Leylim Ley adlı eserin Ahmet Arif tarafından Leyla Erbil için yazıldığı iddia edilse de Ahmet Arif’in Leyla Erbil’e tutumu hakkında kesin bir çıkarıma varmak mümkün değildir. Bilinen tek gerçek ikili arasındaki mektuplaşmalardır.
Eserleri
Öykü: Hallaç (1961), Gecede (1968), Eski Sevgili (1977), Düşler Öyküler (1997)
Roman: Tuhaf Bir Kadın (1971), Karanlığın Günü (1985), Mektup Aşkları (1988), Cüce (2001), Üç Başlı Ejderha (2005), Kalan (2011), Tuhaf Bir Erkek (2013)
Mektup: Tezer Özlü’den Leylâ Erbil’e Mektuplar (1995)
Deneme: Zihin Kuşları (1998)
KAYNAKÇA
Aydın, H. (2015). Türk Edebiyatındaki “Direnme Noktası”: Leylâ Erbil. Moment Dergi, 2(2), 272-288.
Büker, E. (2008). Leyla Erbil’in romanlarında kadın ve kadın sorunları (Master’s thesis, Kocaeli Universitesi, Sosyal Bilimler Enstitüsü).
Demirtaş, M. (2016). Metnin türle imtihanı: Leyla Erbil ve türsüzlüğün dili. monograf, 41.

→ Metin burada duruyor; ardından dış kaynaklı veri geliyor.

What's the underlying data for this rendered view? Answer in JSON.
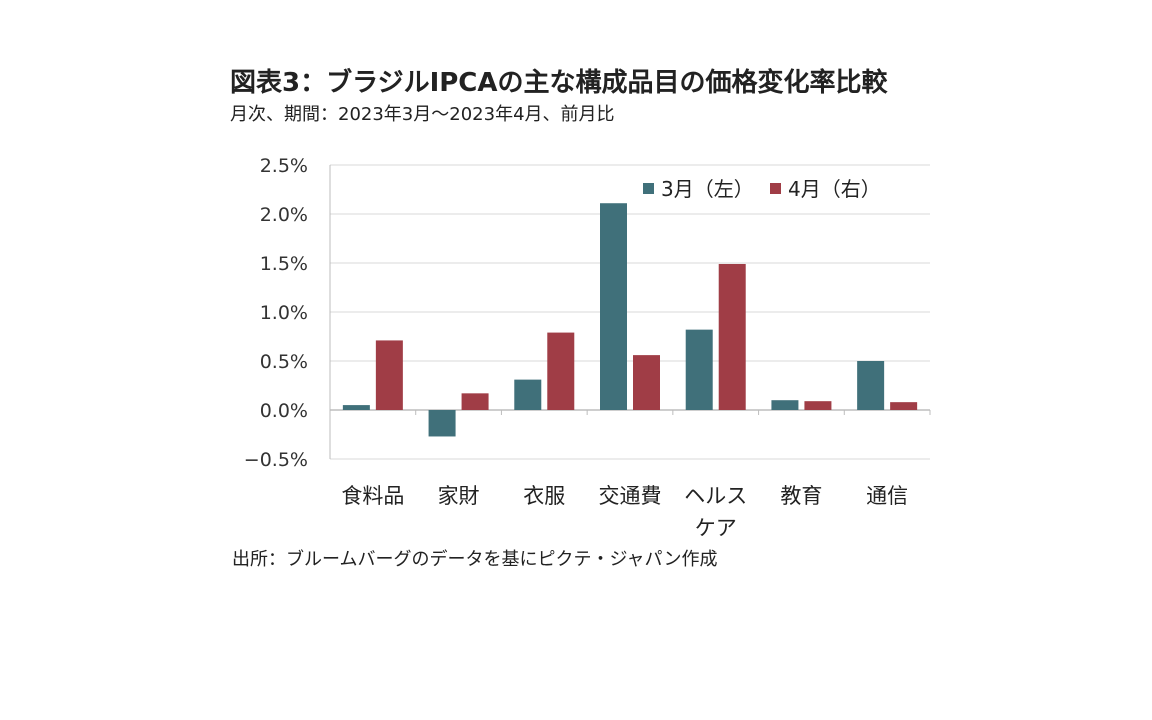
{
  "chart_data": {
    "type": "bar",
    "title": "図表3：ブラジルIPCAの主な構成品目の価格変化率比較",
    "subtitle": "月次、期間：2023年3月～2023年4月、前月比",
    "categories": [
      "食料品",
      "家財",
      "衣服",
      "交通費",
      "ヘルス\nケア",
      "教育",
      "通信"
    ],
    "series": [
      {
        "name": "3月（左）",
        "color": "#40707a",
        "values": [
          0.05,
          -0.27,
          0.31,
          2.11,
          0.82,
          0.1,
          0.5
        ]
      },
      {
        "name": "4月（右）",
        "color": "#a03d46",
        "values": [
          0.71,
          0.17,
          0.79,
          0.56,
          1.49,
          0.09,
          0.08
        ]
      }
    ],
    "y_ticks": [
      "2.5%",
      "2.0%",
      "1.5%",
      "1.0%",
      "0.5%",
      "0.0%",
      "−0.5%"
    ],
    "ylim": [
      -0.5,
      2.5
    ],
    "grid": true,
    "legend_position": "top-right",
    "source": "出所：ブルームバーグのデータを基にピクテ・ジャパン作成"
  }
}
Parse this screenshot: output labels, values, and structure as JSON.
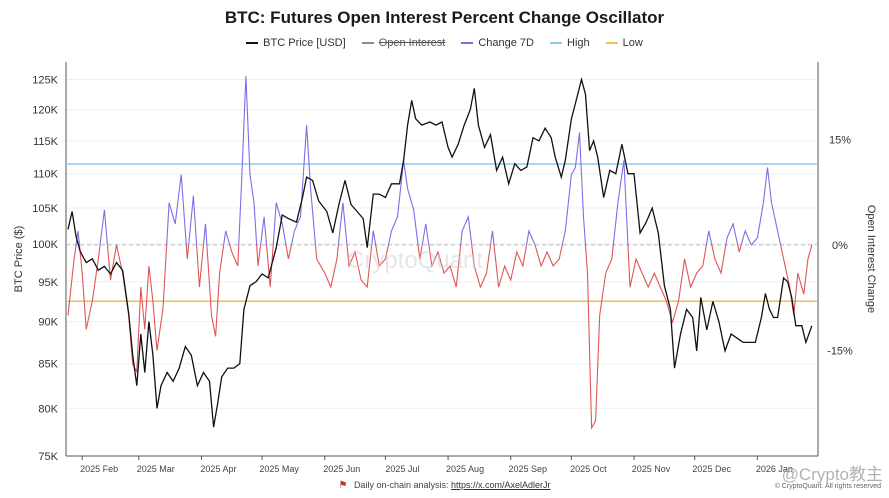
{
  "chart_data": {
    "type": "line",
    "title": "BTC: Futures Open Interest Percent Change Oscillator",
    "legend": [
      {
        "name": "BTC Price [USD]",
        "color": "#111111",
        "struck": false
      },
      {
        "name": "Open Interest",
        "color": "#888888",
        "struck": true
      },
      {
        "name": "Change 7D",
        "color": "#7b6ee8",
        "struck": false
      },
      {
        "name": "High",
        "color": "#8ec9ef",
        "struck": false
      },
      {
        "name": "Low",
        "color": "#f0c24a",
        "struck": false
      }
    ],
    "left_axis": {
      "label": "BTC Price ($)",
      "ticks": [
        "125K",
        "120K",
        "115K",
        "110K",
        "105K",
        "100K",
        "95K",
        "90K",
        "85K",
        "80K",
        "75K"
      ],
      "scale": "log",
      "range": [
        75000,
        128000
      ]
    },
    "right_axis": {
      "label": "Open Interest Change",
      "ticks": [
        "15%",
        "0%",
        "-15%"
      ],
      "range": [
        -30,
        26
      ]
    },
    "x_axis": {
      "ticks": [
        "2025 Feb",
        "2025 Mar",
        "2025 Apr",
        "2025 May",
        "2025 Jun",
        "2025 Jul",
        "2025 Aug",
        "2025 Sep",
        "2025 Oct",
        "2025 Nov",
        "2025 Dec",
        "2026 Jan"
      ]
    },
    "high_level": 11.5,
    "low_level": -8,
    "zero_level": 0,
    "price_series": {
      "name": "BTC Price [USD]",
      "points": [
        [
          "2025-01-25",
          102000
        ],
        [
          "2025-01-27",
          104500
        ],
        [
          "2025-01-29",
          101000
        ],
        [
          "2025-01-31",
          99000
        ],
        [
          "2025-02-03",
          97500
        ],
        [
          "2025-02-06",
          98000
        ],
        [
          "2025-02-09",
          96500
        ],
        [
          "2025-02-12",
          97000
        ],
        [
          "2025-02-15",
          96000
        ],
        [
          "2025-02-18",
          97500
        ],
        [
          "2025-02-21",
          96500
        ],
        [
          "2025-02-24",
          91000
        ],
        [
          "2025-02-26",
          86000
        ],
        [
          "2025-02-28",
          82500
        ],
        [
          "2025-03-02",
          88500
        ],
        [
          "2025-03-04",
          84000
        ],
        [
          "2025-03-06",
          90000
        ],
        [
          "2025-03-08",
          86000
        ],
        [
          "2025-03-10",
          80000
        ],
        [
          "2025-03-12",
          82500
        ],
        [
          "2025-03-15",
          84000
        ],
        [
          "2025-03-18",
          83000
        ],
        [
          "2025-03-21",
          84500
        ],
        [
          "2025-03-24",
          87000
        ],
        [
          "2025-03-27",
          86000
        ],
        [
          "2025-03-30",
          82500
        ],
        [
          "2025-04-02",
          84000
        ],
        [
          "2025-04-05",
          83000
        ],
        [
          "2025-04-07",
          78000
        ],
        [
          "2025-04-09",
          80500
        ],
        [
          "2025-04-11",
          83500
        ],
        [
          "2025-04-14",
          84500
        ],
        [
          "2025-04-17",
          84500
        ],
        [
          "2025-04-20",
          85000
        ],
        [
          "2025-04-22",
          91500
        ],
        [
          "2025-04-25",
          94500
        ],
        [
          "2025-04-28",
          95000
        ],
        [
          "2025-05-01",
          96000
        ],
        [
          "2025-05-04",
          95500
        ],
        [
          "2025-05-08",
          99500
        ],
        [
          "2025-05-11",
          104000
        ],
        [
          "2025-05-14",
          103500
        ],
        [
          "2025-05-18",
          103000
        ],
        [
          "2025-05-21",
          106500
        ],
        [
          "2025-05-23",
          109500
        ],
        [
          "2025-05-26",
          109000
        ],
        [
          "2025-05-29",
          106000
        ],
        [
          "2025-06-02",
          104500
        ],
        [
          "2025-06-05",
          101500
        ],
        [
          "2025-06-08",
          105500
        ],
        [
          "2025-06-11",
          109000
        ],
        [
          "2025-06-14",
          105500
        ],
        [
          "2025-06-17",
          104500
        ],
        [
          "2025-06-20",
          103500
        ],
        [
          "2025-06-22",
          99500
        ],
        [
          "2025-06-25",
          107000
        ],
        [
          "2025-06-28",
          107000
        ],
        [
          "2025-07-01",
          106500
        ],
        [
          "2025-07-04",
          108500
        ],
        [
          "2025-07-08",
          108500
        ],
        [
          "2025-07-10",
          112000
        ],
        [
          "2025-07-12",
          117500
        ],
        [
          "2025-07-14",
          121500
        ],
        [
          "2025-07-16",
          118500
        ],
        [
          "2025-07-19",
          117500
        ],
        [
          "2025-07-23",
          118000
        ],
        [
          "2025-07-26",
          117500
        ],
        [
          "2025-07-29",
          118000
        ],
        [
          "2025-08-01",
          114000
        ],
        [
          "2025-08-03",
          112500
        ],
        [
          "2025-08-06",
          114500
        ],
        [
          "2025-08-09",
          117500
        ],
        [
          "2025-08-12",
          120000
        ],
        [
          "2025-08-14",
          123500
        ],
        [
          "2025-08-16",
          117500
        ],
        [
          "2025-08-19",
          114000
        ],
        [
          "2025-08-22",
          116000
        ],
        [
          "2025-08-25",
          110500
        ],
        [
          "2025-08-28",
          112500
        ],
        [
          "2025-08-31",
          108500
        ],
        [
          "2025-09-03",
          111500
        ],
        [
          "2025-09-06",
          110500
        ],
        [
          "2025-09-09",
          111000
        ],
        [
          "2025-09-12",
          115500
        ],
        [
          "2025-09-15",
          115000
        ],
        [
          "2025-09-18",
          117000
        ],
        [
          "2025-09-21",
          115500
        ],
        [
          "2025-09-23",
          112500
        ],
        [
          "2025-09-26",
          109500
        ],
        [
          "2025-09-28",
          112000
        ],
        [
          "2025-10-01",
          118500
        ],
        [
          "2025-10-03",
          121000
        ],
        [
          "2025-10-06",
          125000
        ],
        [
          "2025-10-08",
          122500
        ],
        [
          "2025-10-10",
          113500
        ],
        [
          "2025-10-12",
          115000
        ],
        [
          "2025-10-14",
          112500
        ],
        [
          "2025-10-17",
          106500
        ],
        [
          "2025-10-20",
          110500
        ],
        [
          "2025-10-23",
          110000
        ],
        [
          "2025-10-26",
          114500
        ],
        [
          "2025-10-29",
          110000
        ],
        [
          "2025-11-01",
          110000
        ],
        [
          "2025-11-04",
          101500
        ],
        [
          "2025-11-07",
          103000
        ],
        [
          "2025-11-10",
          105000
        ],
        [
          "2025-11-13",
          101500
        ],
        [
          "2025-11-16",
          94500
        ],
        [
          "2025-11-19",
          91500
        ],
        [
          "2025-11-21",
          84500
        ],
        [
          "2025-11-24",
          88500
        ],
        [
          "2025-11-27",
          91500
        ],
        [
          "2025-11-30",
          90500
        ],
        [
          "2025-12-02",
          86500
        ],
        [
          "2025-12-04",
          93000
        ],
        [
          "2025-12-07",
          89000
        ],
        [
          "2025-12-10",
          92500
        ],
        [
          "2025-12-13",
          90000
        ],
        [
          "2025-12-16",
          86500
        ],
        [
          "2025-12-19",
          88500
        ],
        [
          "2025-12-22",
          88000
        ],
        [
          "2025-12-25",
          87500
        ],
        [
          "2025-12-28",
          87500
        ],
        [
          "2025-12-31",
          87500
        ],
        [
          "2026-01-03",
          90500
        ],
        [
          "2026-01-05",
          93500
        ],
        [
          "2026-01-07",
          91500
        ],
        [
          "2026-01-09",
          90500
        ],
        [
          "2026-01-11",
          90500
        ],
        [
          "2026-01-14",
          95500
        ],
        [
          "2026-01-16",
          95000
        ],
        [
          "2026-01-18",
          93000
        ],
        [
          "2026-01-20",
          89500
        ],
        [
          "2026-01-23",
          89500
        ],
        [
          "2026-01-25",
          87500
        ],
        [
          "2026-01-28",
          89500
        ]
      ]
    },
    "change_7d_series": {
      "name": "Change 7D",
      "points": [
        [
          "2025-01-25",
          -10
        ],
        [
          "2025-01-28",
          -2
        ],
        [
          "2025-01-30",
          2
        ],
        [
          "2025-02-01",
          -4
        ],
        [
          "2025-02-03",
          -12
        ],
        [
          "2025-02-06",
          -8
        ],
        [
          "2025-02-09",
          -2
        ],
        [
          "2025-02-12",
          5
        ],
        [
          "2025-02-15",
          -5
        ],
        [
          "2025-02-18",
          0
        ],
        [
          "2025-02-21",
          -4
        ],
        [
          "2025-02-24",
          -10
        ],
        [
          "2025-02-26",
          -17
        ],
        [
          "2025-02-28",
          -18
        ],
        [
          "2025-03-02",
          -6
        ],
        [
          "2025-03-04",
          -12
        ],
        [
          "2025-03-06",
          -3
        ],
        [
          "2025-03-08",
          -8
        ],
        [
          "2025-03-10",
          -15
        ],
        [
          "2025-03-13",
          -9
        ],
        [
          "2025-03-16",
          6
        ],
        [
          "2025-03-19",
          3
        ],
        [
          "2025-03-22",
          10
        ],
        [
          "2025-03-25",
          -2
        ],
        [
          "2025-03-28",
          7
        ],
        [
          "2025-03-31",
          -6
        ],
        [
          "2025-04-03",
          3
        ],
        [
          "2025-04-06",
          -10
        ],
        [
          "2025-04-08",
          -13
        ],
        [
          "2025-04-10",
          -4
        ],
        [
          "2025-04-13",
          2
        ],
        [
          "2025-04-16",
          -1
        ],
        [
          "2025-04-19",
          -3
        ],
        [
          "2025-04-21",
          10
        ],
        [
          "2025-04-23",
          24
        ],
        [
          "2025-04-25",
          10
        ],
        [
          "2025-04-27",
          6
        ],
        [
          "2025-04-29",
          -3
        ],
        [
          "2025-05-02",
          4
        ],
        [
          "2025-05-05",
          -6
        ],
        [
          "2025-05-08",
          6
        ],
        [
          "2025-05-11",
          3
        ],
        [
          "2025-05-14",
          -2
        ],
        [
          "2025-05-17",
          2
        ],
        [
          "2025-05-20",
          4
        ],
        [
          "2025-05-23",
          17
        ],
        [
          "2025-05-25",
          8
        ],
        [
          "2025-05-28",
          -2
        ],
        [
          "2025-06-01",
          -4
        ],
        [
          "2025-06-04",
          -6
        ],
        [
          "2025-06-07",
          -2
        ],
        [
          "2025-06-10",
          6
        ],
        [
          "2025-06-13",
          -3
        ],
        [
          "2025-06-16",
          -1
        ],
        [
          "2025-06-19",
          -5
        ],
        [
          "2025-06-22",
          -6
        ],
        [
          "2025-06-25",
          2
        ],
        [
          "2025-06-28",
          -3
        ],
        [
          "2025-07-01",
          -2
        ],
        [
          "2025-07-04",
          2
        ],
        [
          "2025-07-07",
          4
        ],
        [
          "2025-07-10",
          12
        ],
        [
          "2025-07-12",
          8
        ],
        [
          "2025-07-15",
          5
        ],
        [
          "2025-07-18",
          -2
        ],
        [
          "2025-07-21",
          3
        ],
        [
          "2025-07-24",
          -3
        ],
        [
          "2025-07-27",
          -1
        ],
        [
          "2025-07-30",
          -4
        ],
        [
          "2025-08-02",
          -3
        ],
        [
          "2025-08-05",
          -6
        ],
        [
          "2025-08-08",
          2
        ],
        [
          "2025-08-11",
          4
        ],
        [
          "2025-08-14",
          -3
        ],
        [
          "2025-08-17",
          -6
        ],
        [
          "2025-08-20",
          -4
        ],
        [
          "2025-08-23",
          2
        ],
        [
          "2025-08-26",
          -6
        ],
        [
          "2025-08-29",
          -3
        ],
        [
          "2025-09-01",
          -5
        ],
        [
          "2025-09-04",
          -1
        ],
        [
          "2025-09-07",
          -3
        ],
        [
          "2025-09-10",
          2
        ],
        [
          "2025-09-13",
          0
        ],
        [
          "2025-09-16",
          -3
        ],
        [
          "2025-09-19",
          -1
        ],
        [
          "2025-09-22",
          -3
        ],
        [
          "2025-09-25",
          -2
        ],
        [
          "2025-09-28",
          2
        ],
        [
          "2025-10-01",
          10
        ],
        [
          "2025-10-03",
          11
        ],
        [
          "2025-10-05",
          16
        ],
        [
          "2025-10-07",
          4
        ],
        [
          "2025-10-09",
          -4
        ],
        [
          "2025-10-11",
          -26
        ],
        [
          "2025-10-13",
          -25
        ],
        [
          "2025-10-15",
          -10
        ],
        [
          "2025-10-18",
          -4
        ],
        [
          "2025-10-21",
          -2
        ],
        [
          "2025-10-24",
          6
        ],
        [
          "2025-10-27",
          12
        ],
        [
          "2025-10-30",
          -6
        ],
        [
          "2025-11-02",
          -2
        ],
        [
          "2025-11-05",
          -4
        ],
        [
          "2025-11-08",
          -6
        ],
        [
          "2025-11-11",
          -4
        ],
        [
          "2025-11-14",
          -6
        ],
        [
          "2025-11-17",
          -8
        ],
        [
          "2025-11-20",
          -11
        ],
        [
          "2025-11-23",
          -8
        ],
        [
          "2025-11-26",
          -2
        ],
        [
          "2025-11-29",
          -6
        ],
        [
          "2025-12-02",
          -4
        ],
        [
          "2025-12-05",
          -3
        ],
        [
          "2025-12-08",
          2
        ],
        [
          "2025-12-11",
          -2
        ],
        [
          "2025-12-14",
          -4
        ],
        [
          "2025-12-17",
          1
        ],
        [
          "2025-12-20",
          3
        ],
        [
          "2025-12-23",
          -1
        ],
        [
          "2025-12-26",
          2
        ],
        [
          "2025-12-29",
          0
        ],
        [
          "2026-01-01",
          1
        ],
        [
          "2026-01-04",
          6
        ],
        [
          "2026-01-06",
          11
        ],
        [
          "2026-01-08",
          6
        ],
        [
          "2026-01-11",
          2
        ],
        [
          "2026-01-14",
          -2
        ],
        [
          "2026-01-17",
          -6
        ],
        [
          "2026-01-19",
          -10
        ],
        [
          "2026-01-21",
          -4
        ],
        [
          "2026-01-24",
          -7
        ],
        [
          "2026-01-26",
          -2
        ],
        [
          "2026-01-28",
          0
        ]
      ]
    }
  },
  "watermark": "CryptoQuant",
  "corner_watermark": "@Crypto教主",
  "footer": {
    "text": "Daily on-chain analysis:",
    "link": "https://x.com/AxelAdlerJr"
  },
  "copyright": "© CryptoQuant. All rights reserved"
}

Dündar, H. (2004). Leylâ Erbil’in romanlarında cinsellik sorunsalı (Doctoral dissertation, Bilkent University).
Erkan, Y. (2016). Leylâ Erbil’in Kalan ve Tuhaf Bir Erkek romanlarında postmodernizmin yansımaları (Master’s thesis, Çağ Üniversitesi Sosyal Bilimler Enstitüsü).
Gülteki̇n A , Güven Akın G . Leyla Erbil’in Tuhaf Bir Kadın ile Cuniçiro Tanizaki’nin Anahtar Adlı Eserlerindeki Kadın Kimliği Üzerine Psikanalitik Bir Bakış. Eskişehir Osmangazi Üniversitesi Sosyal Bilimler Dergisi. 2016; 17(2): 107-116.
Kandemir, G. (2013). Leylâ Erbil’in öykülerinde kadınlar ve çocuklar.
Sayğılı, S. H., & Yivli, O. (2017). Leyla Erbil’in Öykücülüğü (Master’s thesis, Nevşehir Hacı Bektaş Veli Üniversitesi).
Şahin, E. (2013). Leyla Erbil: 82 yıllık yaşama sığdırılan yarım asırlık edebiyat aşkı.